4 Ways to Lengthen Your Infographic Content

In today’s multidimensional world, there is no one size fits all. When you have a great concept that demands recognition, why not use every possible entity to make sure your message is heard?

Traditionally, infographics have been the ultimate medium for presenting content, and while it’s a tried-and-true method of expanding your reach, it’s only the beginning of what you can do with that content once it’s an infographic.

In this post, we’ll explore some methods for reusing your infographics in other media.

Split your content into a blog post

There are two common directions you can take when posting an infographic to your blog: host the full-size image directly on your page, or apply a smaller version, which, when clicked, will open into a full infographic. Both are solid hosting methods, they tend to limit how you and your readers can share through other channels.

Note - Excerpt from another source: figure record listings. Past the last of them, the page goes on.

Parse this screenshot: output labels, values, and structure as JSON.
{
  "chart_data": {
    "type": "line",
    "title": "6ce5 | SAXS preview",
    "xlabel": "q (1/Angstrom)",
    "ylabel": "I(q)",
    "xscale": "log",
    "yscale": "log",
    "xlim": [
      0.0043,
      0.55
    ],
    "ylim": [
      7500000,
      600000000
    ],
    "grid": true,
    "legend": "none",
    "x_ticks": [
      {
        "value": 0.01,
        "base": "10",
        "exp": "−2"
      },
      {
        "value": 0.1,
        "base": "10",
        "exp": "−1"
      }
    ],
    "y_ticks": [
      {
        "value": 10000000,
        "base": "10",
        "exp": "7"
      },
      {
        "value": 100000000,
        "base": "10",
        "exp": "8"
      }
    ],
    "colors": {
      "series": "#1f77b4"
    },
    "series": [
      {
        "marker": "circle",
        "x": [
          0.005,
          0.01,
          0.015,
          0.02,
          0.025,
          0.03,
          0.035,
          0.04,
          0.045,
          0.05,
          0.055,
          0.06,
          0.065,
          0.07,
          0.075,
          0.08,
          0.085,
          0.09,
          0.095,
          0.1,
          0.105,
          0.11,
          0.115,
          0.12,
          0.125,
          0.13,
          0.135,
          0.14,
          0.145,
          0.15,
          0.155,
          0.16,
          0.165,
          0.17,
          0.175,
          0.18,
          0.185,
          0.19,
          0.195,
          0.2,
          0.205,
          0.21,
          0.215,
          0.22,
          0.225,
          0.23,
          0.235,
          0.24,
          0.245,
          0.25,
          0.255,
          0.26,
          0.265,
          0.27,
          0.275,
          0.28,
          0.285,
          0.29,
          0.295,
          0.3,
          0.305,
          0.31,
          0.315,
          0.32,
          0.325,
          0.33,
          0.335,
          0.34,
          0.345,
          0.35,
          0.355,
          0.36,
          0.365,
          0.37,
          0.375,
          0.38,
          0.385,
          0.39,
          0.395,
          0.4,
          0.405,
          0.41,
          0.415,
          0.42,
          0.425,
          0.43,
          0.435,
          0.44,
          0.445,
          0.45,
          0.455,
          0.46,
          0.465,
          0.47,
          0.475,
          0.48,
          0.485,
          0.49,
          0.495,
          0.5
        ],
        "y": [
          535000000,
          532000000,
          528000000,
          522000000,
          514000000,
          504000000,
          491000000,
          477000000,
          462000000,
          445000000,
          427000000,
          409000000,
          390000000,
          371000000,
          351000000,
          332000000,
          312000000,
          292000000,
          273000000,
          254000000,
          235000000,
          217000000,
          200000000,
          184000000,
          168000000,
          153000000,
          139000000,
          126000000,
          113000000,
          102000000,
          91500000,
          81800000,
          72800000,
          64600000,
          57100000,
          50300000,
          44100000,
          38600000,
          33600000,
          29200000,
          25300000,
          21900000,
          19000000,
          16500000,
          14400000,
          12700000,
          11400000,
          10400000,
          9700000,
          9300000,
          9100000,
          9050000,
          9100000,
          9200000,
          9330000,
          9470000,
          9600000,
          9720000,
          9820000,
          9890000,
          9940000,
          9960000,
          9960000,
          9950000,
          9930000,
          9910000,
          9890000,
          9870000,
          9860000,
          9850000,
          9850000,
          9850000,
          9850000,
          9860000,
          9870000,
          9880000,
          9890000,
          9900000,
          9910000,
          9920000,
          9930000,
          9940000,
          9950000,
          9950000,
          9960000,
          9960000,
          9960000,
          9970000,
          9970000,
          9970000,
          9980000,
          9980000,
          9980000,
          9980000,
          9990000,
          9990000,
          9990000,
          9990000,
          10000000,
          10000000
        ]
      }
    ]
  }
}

For example, when someone tweets a link to your infographic, the tweet will only share the blog post title along with the link. This does not help to capture the attention of the audience. One solution to this situation is: You can take advantage of hard section breaks in your infographic, separate them into their own individual sections, and then add share buttons to each one. Now when someone shares your content, you have the option to share one image or multiple images. It will automatically link to your blog post.

Create more microcontent

Micro content can come in many different forms. Tweeting the blog can be considered micro-content, since it is basically a condensed interpretation of a larger piece of content. Infographic sections can also be considered micro-content. Although not as easy, infographics can be divided into sections this way, which is not always possible.

Try to pull out clusters of information or data sets within your Infographic and build them into a series of “mini-Infographics”. By doing so, you’re essentially creating even more content that can be used across many channels, as well as extending the lifespan of existing content.

Expand content in white papers and e-books

Typically, the content used in an infographic is just one part of a larger set of data or information obtained from the original source. You can use this additional content, along with the design style and layout of your infographics, to your advantage by expanding on the topic through the creation of a white paper or e-book.

All of the amazing micro-content you created in Infographic itself can be used to drive traffic to your white paper or e-book.

Try to create a motion graph

With video content quickly becoming one of the top forms of media being consumed, expanding your infographics to motion graphics isn’t a bad idea. However, it is a very difficult type of content to develop due to the time it takes. And the skill that usually goes into creating it is something worth seeing.

If a full motion graphic video seems like too much then you can opt for a series of shorter animations or GIFs.

From topic research to content development and design, creating an infographic can be an ambitious undertaking. You’ll want to get as much use out of it as possible, and the suggestions above are a good start.